Mais, en 2011, le Conseil d'Etat a jugé que le CSA pouvait tout à fait dire non. Les juges du Palais Royal se sont penchés sur cette question car le feu vert accordé à Canal J était contesté par TV Numeric, un distributeur de TNT payante. "Le CSA ne s'est pas cru tenu de faire droit à la demande de Canal J", ont estimé les juges du Palais Royal.

Pour le rapporteur public Sophie-Justine Lieber, "l’attribution de l’autorisation d’exploiter une fréquence, qui est un bien public rare, a lieu après appel à candidatures, et comporte à la fois des droits mais également des obligations, au nombre desquelles celle d’exploiter le service sur la durée de l’autorisation, conformément aux engagements pris.

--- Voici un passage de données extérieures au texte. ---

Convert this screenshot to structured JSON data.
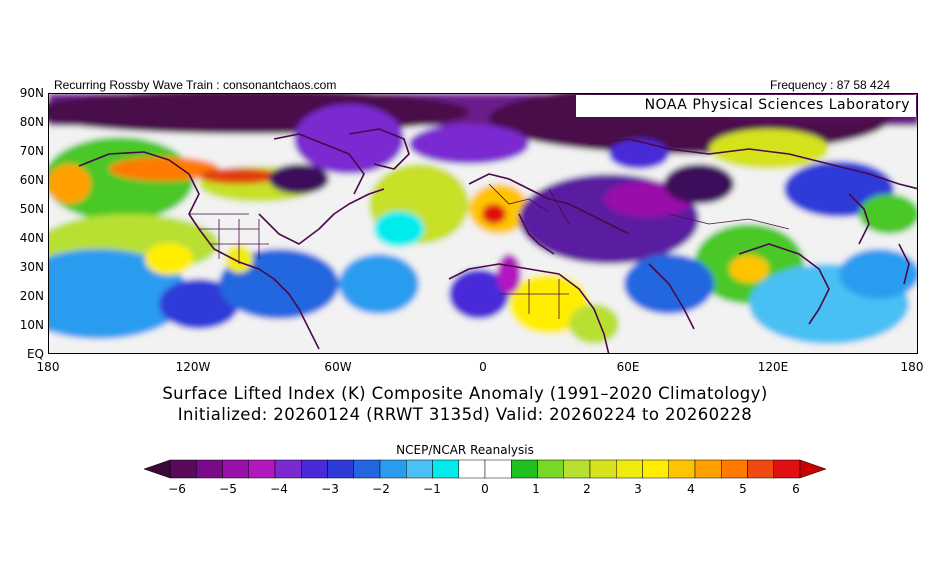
{
  "header": {
    "left_note": "Recurring Rossby Wave Train : consonantchaos.com",
    "right_note": "Frequency : 87 58 424",
    "lab_label": "NOAA Physical Sciences Laboratory"
  },
  "map": {
    "lat_labels": [
      "90N",
      "80N",
      "70N",
      "60N",
      "50N",
      "40N",
      "30N",
      "20N",
      "10N",
      "EQ"
    ],
    "lon_labels": [
      "180",
      "120W",
      "60W",
      "0",
      "60E",
      "120E",
      "180"
    ],
    "extent": {
      "lon_min": -180,
      "lon_max": 180,
      "lat_min": 0,
      "lat_max": 90
    }
  },
  "title": {
    "line1": "Surface Lifted Index (K) Composite Anomaly (1991–2020 Climatology)",
    "line2": "Initialized: 20260124 (RRWT 3135d) Valid: 20260224 to 20260228"
  },
  "colorbar": {
    "source": "NCEP/NCAR Reanalysis",
    "tick_labels": [
      "−6",
      "−5",
      "−4",
      "−3",
      "−2",
      "−1",
      "0",
      "1",
      "2",
      "3",
      "4",
      "5",
      "6"
    ],
    "colors": [
      "#3a0a3a",
      "#5a0a5a",
      "#7a0a8a",
      "#9a10aa",
      "#b218c0",
      "#7a2ad0",
      "#4a2ad8",
      "#2e3ad8",
      "#2466e0",
      "#2a9cf0",
      "#4ac0f4",
      "#00ecec",
      "#ffffff",
      "#ffffff",
      "#20c020",
      "#78d828",
      "#b8e030",
      "#d6e21e",
      "#f0ec10",
      "#ffee00",
      "#ffc400",
      "#ffa000",
      "#ff7a00",
      "#f04a10",
      "#e01010",
      "#c80000"
    ]
  }
}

Il paraît donc logique qu’une décision d’abrogation repose sur un bilan entre différents éléments, et ne soit pas automatiquement accordée sur demande de son titulaire".

Diffusion déficitaire

Concrètement, le CSA doit donc mettre en balance avantages et inconvénients, c'est-à-dire l'intérêt de la chaîne et l'intérêt général, notamment les téléspectateurs.

Dans le cas de Canal J, la chaîne avait argué que sa diffusion en TNT payante était lourdement déficitaire: elle lui coûtait 3 millions d'euros par an, mais ne rapportait qu'un million d'euros de recettes publicitaires.

"Le CSA a estimé qu'aucun motif d'intérêt général légitime et suffisant ne lui permettait de contraindre Canal J à poursuivre l'exploitation de son service sur la TNT payante dans des conditions déficitaires, a jugé le Conseil d'Etat. Le CSA a pu estimer sans erreur d'appréciation que, compte tenu des charges induites par la diffusion de Canal J sur la TNT payante, de l'absence de perspective d'équilibre de cette exploitation, de ses conséquences à terme sur sa viabilité financière, aucun motif d'intérêt général ne justifiait de s'opposer à la demande de Canal J".

Comment justifier l'abandon d'Eurosport?

Le rapporteur public Sophie-Justine Lieber avait précisé qu'une chaîne ne peut se retirer de la TNT payante uniquement parce que sa stratégie a changé: "ce renoncement prive le public d’un programme qui a été initialement autorisé compte tenu de sa contribution à la diversité et au pluralisme, et ne peut donc répondre à un souhait purement tactique de la chaîne, ou à un changement de stratégie après renouvellement d’une équipe de direction. Ce voeu de renoncer doit reposer sur des justifications solides".

En pratique, TF6, déficitaire, devrait voir sa demande acceptée sans problème par le CSA. Mais la question se pose pour Eurosport, rentable et appréciée d'un large public. "Eurosport est la principale motivation d'abonnement à la TNT payante", a souligné mardi Rodolphe Belmer.

A noter que le Conseil d'Etat a aussi estimé que la diffusion TNT pouvait s'arrêter "à la condition de ne pas porter atteinte aux droits des tiers". Toutefois, les juges du Palais Royal ont eu une lecture très restreinte de ces "tiers" impactés, et ont considéré que même un distributeur TNT n'était pas impacté.